There’s lots of them, of course: punctuation, word choice, active versus passive voice and all that.

Here’s one I just figured out: When you’re writing the draft, write the draft.

The key point? DON’T EDIT!

Just write. Don’t look at the screen. Don’t re-read what you just wrote. Don’t “fix” anything. Just write.

Why, you may ask?

It’s pretty simple, actually: You’re gonna throw away some of what you’ve written. That might be because it’s unnecessary background material. Or it duplicates something you put elsewhere but said it better. Or maybe some character grabs the keyboard and heads off in God knows where.

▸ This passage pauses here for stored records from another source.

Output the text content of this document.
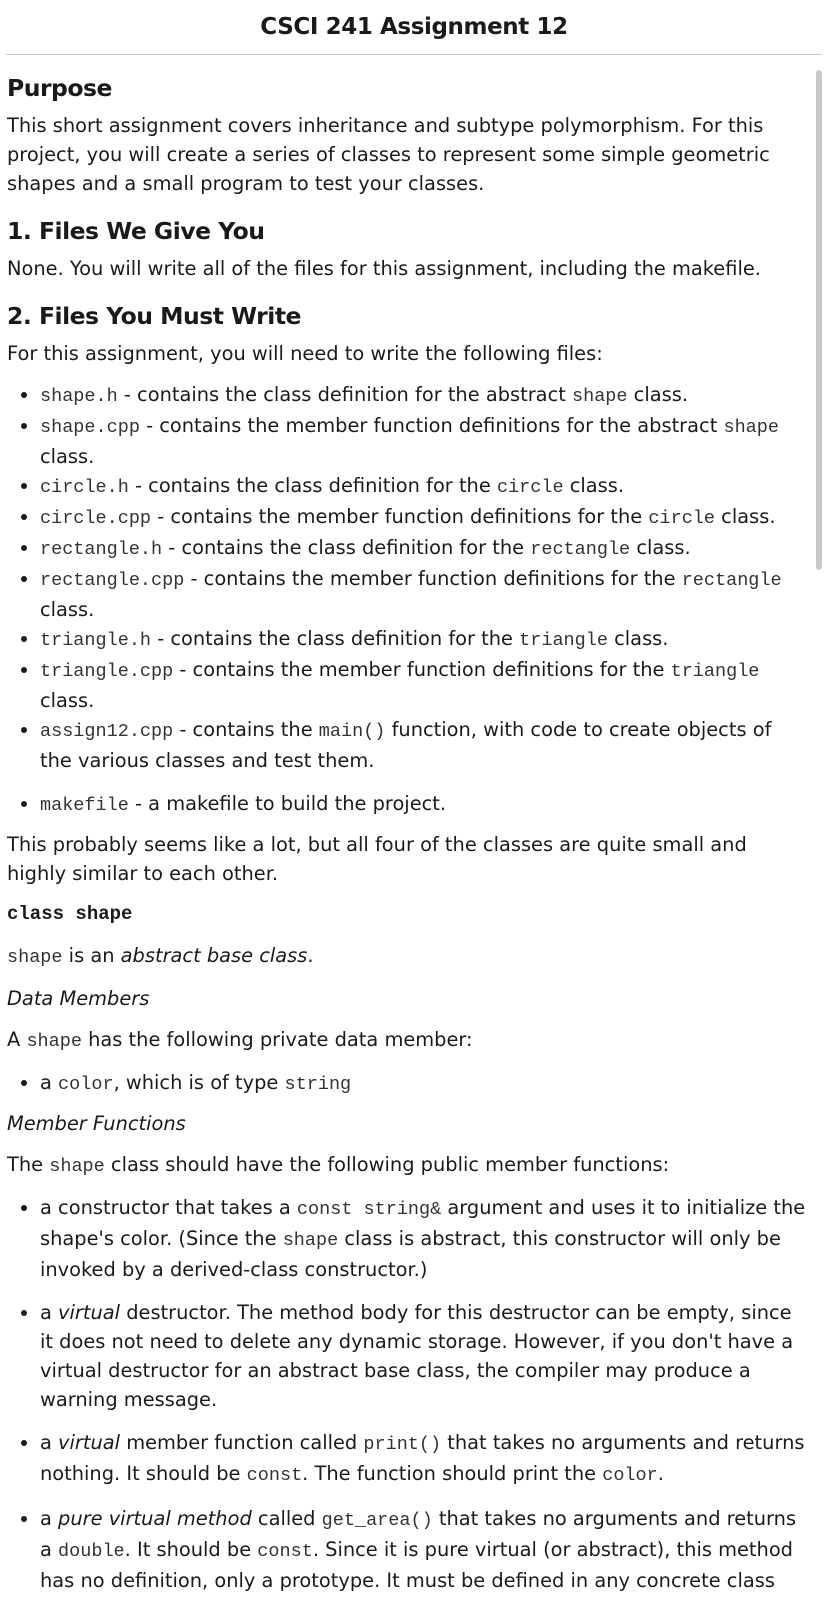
CSCI 241 Assignment 12
Purpose

This short assignment covers inheritance and subtype polymorphism. For this project, you will create a series of classes to represent some simple geometric shapes and a small program to test your classes.

1. Files We Give You

None. You will write all of the files for this assignment, including the makefile.

2. Files You Must Write

For this assignment, you will need to write the following files:

• shape.h - contains the class definition for the abstract shape class.
• shape.cpp - contains the member function definitions for the abstract shape class.
• circle.h - contains the class definition for the circle class.
• circle.cpp - contains the member function definitions for the circle class.
• rectangle.h - contains the class definition for the rectangle class.
• rectangle.cpp - contains the member function definitions for the rectangle class.
• triangle.h - contains the class definition for the triangle class.
• triangle.cpp - contains the member function definitions for the triangle class.
• assign12.cpp - contains the main() function, with code to create objects of the various classes and test them.
• makefile - a makefile to build the project.

This probably seems like a lot, but all four of the classes are quite small and highly similar to each other.

class shape

shape is an abstract base class.

Data Members

A shape has the following private data member:

• a color, which is of type string

Member Functions

The shape class should have the following public member functions:

• a constructor that takes a const string& argument and uses it to initialize the shape's color. (Since the shape class is abstract, this constructor will only be invoked by a derived-class constructor.)
• a virtual destructor. The method body for this destructor can be empty, since it does not need to delete any dynamic storage. However, if you don't have a virtual destructor for an abstract base class, the compiler may produce a warning message.
• a virtual member function called print() that takes no arguments and returns nothing. It should be const. The function should print the color.
• a pure virtual method called get_area() that takes no arguments and returns a double. It should be const. Since it is pure virtual (or abstract), this method has no definition, only a prototype. It must be defined in any concrete class
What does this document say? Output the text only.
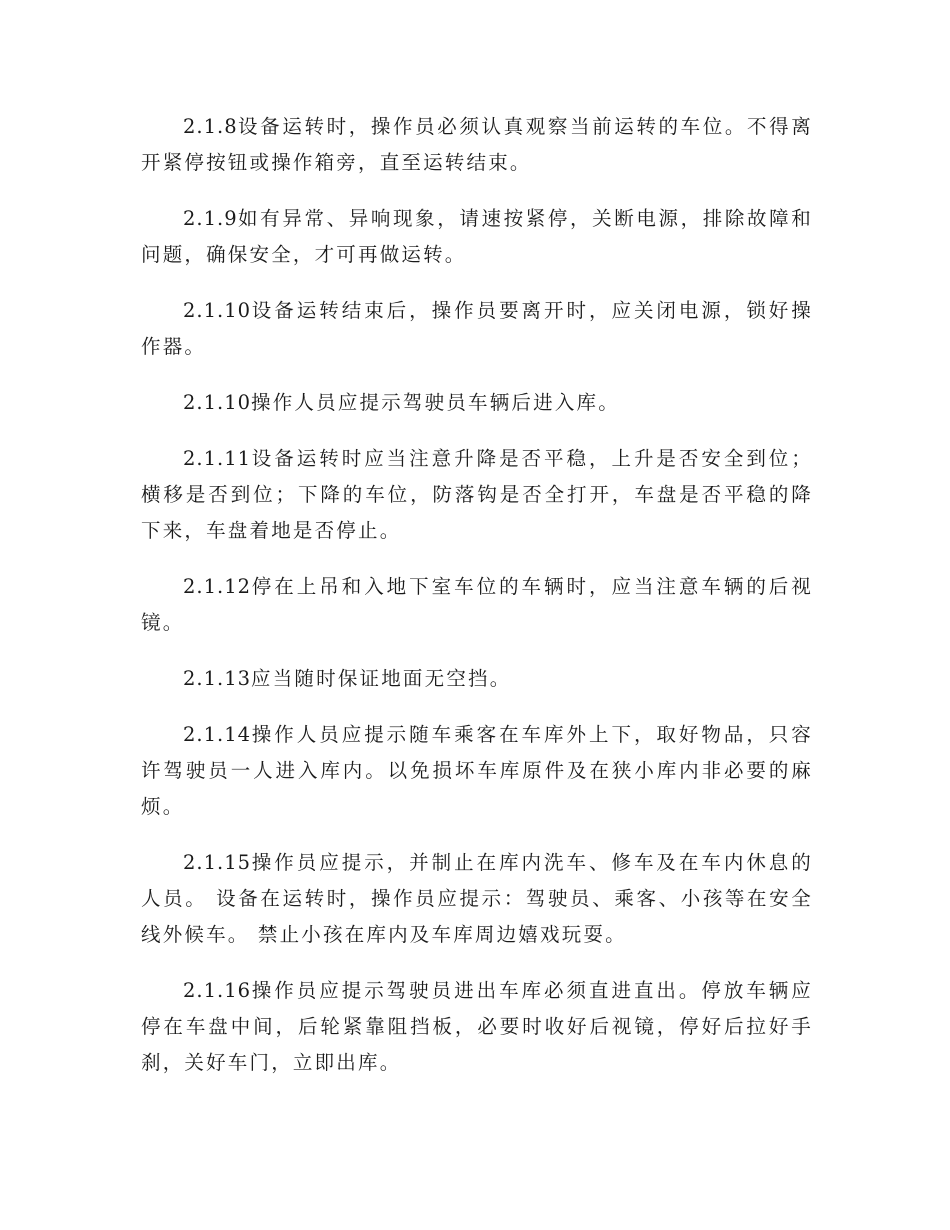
2.1.8设备运转时，操作员必须认真观察当前运转的车位。不得离开紧停按钮或操作箱旁，直至运转结束。

2.1.9如有异常、异响现象，请速按紧停，关断电源，排除故障和问题，确保安全，才可再做运转。

2.1.10设备运转结束后，操作员要离开时，应关闭电源，锁好操作器。

2.1.10操作人员应提示驾驶员车辆后进入库。

2.1.11设备运转时应当注意升降是否平稳，上升是否安全到位；横移是否到位；下降的车位，防落钩是否全打开，车盘是否平稳的降下来，车盘着地是否停止。

2.1.12停在上吊和入地下室车位的车辆时，应当注意车辆的后视镜。

2.1.13应当随时保证地面无空挡。

2.1.14操作人员应提示随车乘客在车库外上下，取好物品，只容许驾驶员一人进入库内。以免损坏车库原件及在狭小库内非必要的麻烦。

2.1.15操作员应提示，并制止在库内洗车、修车及在车内休息的人员。 设备在运转时，操作员应提示：驾驶员、乘客、小孩等在安全线外候车。 禁止小孩在库内及车库周边嬉戏玩耍。

2.1.16操作员应提示驾驶员进出车库必须直进直出。停放车辆应停在车盘中间，后轮紧靠阻挡板，必要时收好后视镜，停好后拉好手刹，关好车门，立即出库。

In my case, I throw out about 25-30% of what I write. And from what I’ve heard from other writers, that just seems to be the way it is.

After many hundred thousands of words, I am resigned to that. Like it or not, that’s just how it comes out for me.

What I’ve learned–and am struggling to put into practice, more about that some other time–is that I shouldn’t compound the cost by editing “on the fly.”

If I write something and then throw it away, that’s 1x of my time. But if I write something, edit it, but then throw the result away, that’s 2x my time that got pitched. And, in practice, it’s really more like 3x the time because editing is slow work; it takes more time than the original writing. Much more, in fact.

So, I’ll say it again.

When you’re writing the draft, write the draft.

DON’T EDIT.

Eyes down, nose to grindstone, keep plugging forward and don’t look at the previous paragraph. Even if you know it’s bad, just hit the <ENTER> key a couple of times and keep plugging forward.

Don’t look back. Never look back. Leave the drek alone. Forward, always forward.

Because, who knows? Maybe what you’re about to write is gonna be gold. Or maybe it’s gonna be the crap. Either way, you won’t know until, weeks or months later, you go back and look at the whole thing. Only then will you know if you need it. If you do, fix it then. And if you don’t, pitch it.

But when you’re doing the writing, then write. Write. WRITE.